VASP Installations on Tetralith & Sigma

First of all, VASP is licensed software, your name needs to be included on a VASP license in order to use NSC's centrally installed VASP binaries. Read more about how we handle licensing of VASP at NSC.

Some problems which can be encountered running VASP are described at the end of this page.

How to run: quick start

A minimum batch script for running VASP looks like this:

#!/bin/bash
#SBATCH -J jobname
#SBATCH -N 4
#SBATCH --ntasks-per-node=32
#SBATCH -t 4:00:00
#SBATCH -A SNIC-xxx-yyy

module add VASP/5.4.4.16052018-nsc1-intel-2018b-eb
mpprun vasp_[std/gam/ncl]

This script allocates 4 compute nodes with 32 cores each, for a total of 128 cores (or MPI ranks) and runs VASP in parallel using MPI. Note that you should edit the jobname and the account number before submitting.

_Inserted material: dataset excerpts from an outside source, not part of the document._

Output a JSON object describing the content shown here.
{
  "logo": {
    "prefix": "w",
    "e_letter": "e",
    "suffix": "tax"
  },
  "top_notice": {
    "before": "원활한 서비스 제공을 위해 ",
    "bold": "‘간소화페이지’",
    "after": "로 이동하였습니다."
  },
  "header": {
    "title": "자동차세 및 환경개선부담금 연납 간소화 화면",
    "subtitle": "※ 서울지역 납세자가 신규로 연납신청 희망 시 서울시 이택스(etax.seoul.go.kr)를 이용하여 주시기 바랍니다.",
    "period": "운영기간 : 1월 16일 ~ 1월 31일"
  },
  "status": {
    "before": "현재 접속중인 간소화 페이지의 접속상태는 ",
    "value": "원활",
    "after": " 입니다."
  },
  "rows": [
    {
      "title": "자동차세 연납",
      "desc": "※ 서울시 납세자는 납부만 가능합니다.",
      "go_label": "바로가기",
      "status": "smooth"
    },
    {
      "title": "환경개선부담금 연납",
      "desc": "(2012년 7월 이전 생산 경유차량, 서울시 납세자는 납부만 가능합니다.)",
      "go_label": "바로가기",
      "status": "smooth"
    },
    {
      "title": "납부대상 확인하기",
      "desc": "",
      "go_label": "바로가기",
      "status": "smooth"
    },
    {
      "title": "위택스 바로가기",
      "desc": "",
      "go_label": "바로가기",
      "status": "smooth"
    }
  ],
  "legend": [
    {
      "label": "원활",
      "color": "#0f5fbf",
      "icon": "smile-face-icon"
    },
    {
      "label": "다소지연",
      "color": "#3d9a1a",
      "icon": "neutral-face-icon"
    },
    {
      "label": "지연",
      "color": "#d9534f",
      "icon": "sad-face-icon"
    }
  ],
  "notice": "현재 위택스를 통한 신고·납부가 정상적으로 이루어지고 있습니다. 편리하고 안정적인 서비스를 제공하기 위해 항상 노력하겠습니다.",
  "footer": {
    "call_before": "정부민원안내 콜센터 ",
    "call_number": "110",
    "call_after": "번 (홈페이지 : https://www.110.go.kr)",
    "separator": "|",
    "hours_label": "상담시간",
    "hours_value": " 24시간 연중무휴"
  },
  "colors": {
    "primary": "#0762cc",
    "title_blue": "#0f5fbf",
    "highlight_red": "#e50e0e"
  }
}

For best performance, use these settings in the INCAR file for regular DFT calculations:

NCORE=32    (or the same number as you use for --ntasks-per-node)
NSIM=16     (or higher)

For hybrid-DFT calculations, use:

NCORE=1
NSIM=16     (the value is not influential when using e.g. ALGO=damped)

POTCAR

PAW potential files, POTCARs, can be found here:

/software/sse/manual/vasp/POTCARs

Read more on recommended PAW potentials.

Modules

NSC's VASP binaries have hard-linked paths to their run-time libraries, so you do not need to load a VASP module or set LD_LIBRARY_PATH and such for it work. We mainly provide modules for convenience, as you do not need to remember the full paths to the binaries. Though if you directly run the binary for non-vanilla installations with intel-2018a, you need to set in the job script (see details in section "Problems" below):

export I_MPI_ADJUST_REDUCE=3

This is not needed for other modules built with e.g. intel-2018b.

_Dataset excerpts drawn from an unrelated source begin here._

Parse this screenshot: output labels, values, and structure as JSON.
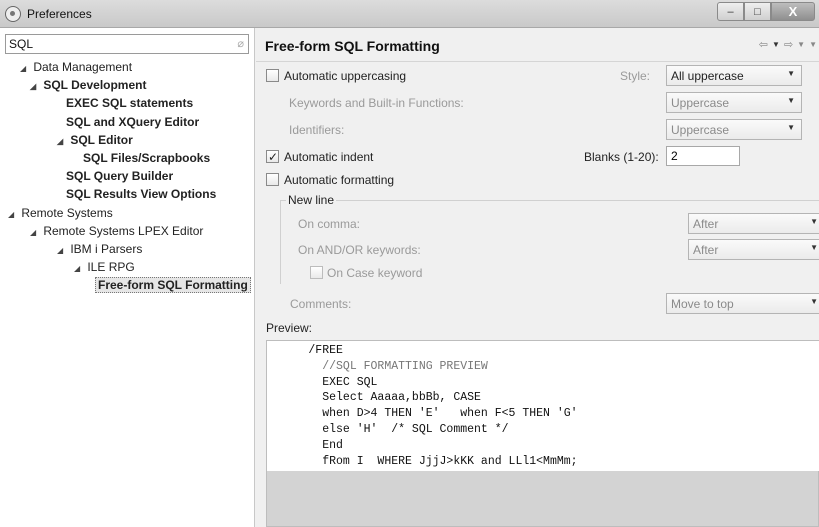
{
  "window": {
    "title": "Preferences",
    "minimize": "–",
    "maximize": "□",
    "close": "X"
  },
  "filter": {
    "value": "SQL",
    "clear_glyph": "⌀"
  },
  "tree": [
    {
      "label": "Data Management",
      "expanded": true
    },
    {
      "label": "SQL Development",
      "expanded": true
    },
    {
      "label": "EXEC SQL statements"
    },
    {
      "label": "SQL and XQuery Editor"
    },
    {
      "label": "SQL Editor",
      "expanded": true
    },
    {
      "label": "SQL Files/Scrapbooks"
    },
    {
      "label": "SQL Query Builder"
    },
    {
      "label": "SQL Results View Options"
    },
    {
      "label": "Remote Systems",
      "expanded": true
    },
    {
      "label": "Remote Systems LPEX Editor",
      "expanded": true
    },
    {
      "label": "IBM i Parsers",
      "expanded": true
    },
    {
      "label": "ILE RPG",
      "expanded": true
    },
    {
      "label": "Free-form SQL Formatting",
      "selected": true
    }
  ],
  "page": {
    "title": "Free-form SQL Formatting",
    "nav": {
      "back": "⇦",
      "back_menu": "▼",
      "forward": "⇨",
      "forward_menu": "▼",
      "view_menu": "▼"
    },
    "auto_uppercasing": {
      "label": "Automatic uppercasing",
      "checked": false
    },
    "style": {
      "label": "Style:",
      "value": "All uppercase"
    },
    "keywords": {
      "label": "Keywords and Built-in Functions:",
      "value": "Uppercase"
    },
    "identifiers": {
      "label": "Identifiers:",
      "value": "Uppercase"
    },
    "auto_indent": {
      "label": "Automatic indent",
      "checked": true
    },
    "blanks": {
      "label": "Blanks (1-20):",
      "value": "2"
    },
    "auto_formatting": {
      "label": "Automatic formatting",
      "checked": false
    },
    "new_line": {
      "title": "New line",
      "on_comma": {
        "label": "On comma:",
        "value": "After"
      },
      "on_andor": {
        "label": "On AND/OR keywords:",
        "value": "After"
      },
      "on_case": {
        "label": "On Case keyword",
        "checked": false
      }
    },
    "comments": {
      "label": "Comments:",
      "value": "Move to top"
    },
    "preview": {
      "label": "Preview:",
      "lines": [
        "      /FREE",
        "        //SQL FORMATTING PREVIEW",
        "        EXEC SQL",
        "        Select Aaaaa,bbBb, CASE",
        "        when D>4 THEN 'E'   when F<5 THEN 'G'",
        "        else 'H'  /* SQL Comment */",
        "        End",
        "        fRom I  WHERE JjjJ>kKK and LLl1<MmMm;"
      ]
    }
  },
  "icons": {
    "dropdown": "▼",
    "expanded_arrow": "◢"
  }
}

There is generally only one module of VASP per released version directly visible in the module system. It is typically the recommended standard installation of VASP without source code modifications. Load the VASP module corresponding to the version you want to use.

module add VASP/5.4.4.16052018-nsc1-intel-2018b-eb

Then launch the desired VASP binary with "mpprun":

mpprun vasp_std

Naming scheme and available installations

The VASP installations are found under /software/sse/manual/vasp/version/buildchain/nsc[1,2,...]/. Each nscX directory corresponds to a separate installation. Typically, the higher build with the latest buildchain is the preferred version. They may differ by the compiler flags used, the level of optimization applied, and the number of third-party patches and bug-fixes added on.

Each installation contains three different VASP binaries:

  • vasp_std: "normal" version for bulk system
  • vasp_gam: gamma-point only (big supercells or clusters)
  • vasp_ncl: for spin-orbit/non-collinear calculations

We recommended using either vasp_std or vasp_gam if possible, in order to decrease the memory usage and increase the numerical stability. Mathematically, the half and gamma versions should give identical results to the full versions, for applicable systems. Sometimes, you can see a disagreement due to the way floating point numerics works in a computer. In such cases, we would be more inclined to believe the gamma/half results, since they preserve symmetries to a higher degree.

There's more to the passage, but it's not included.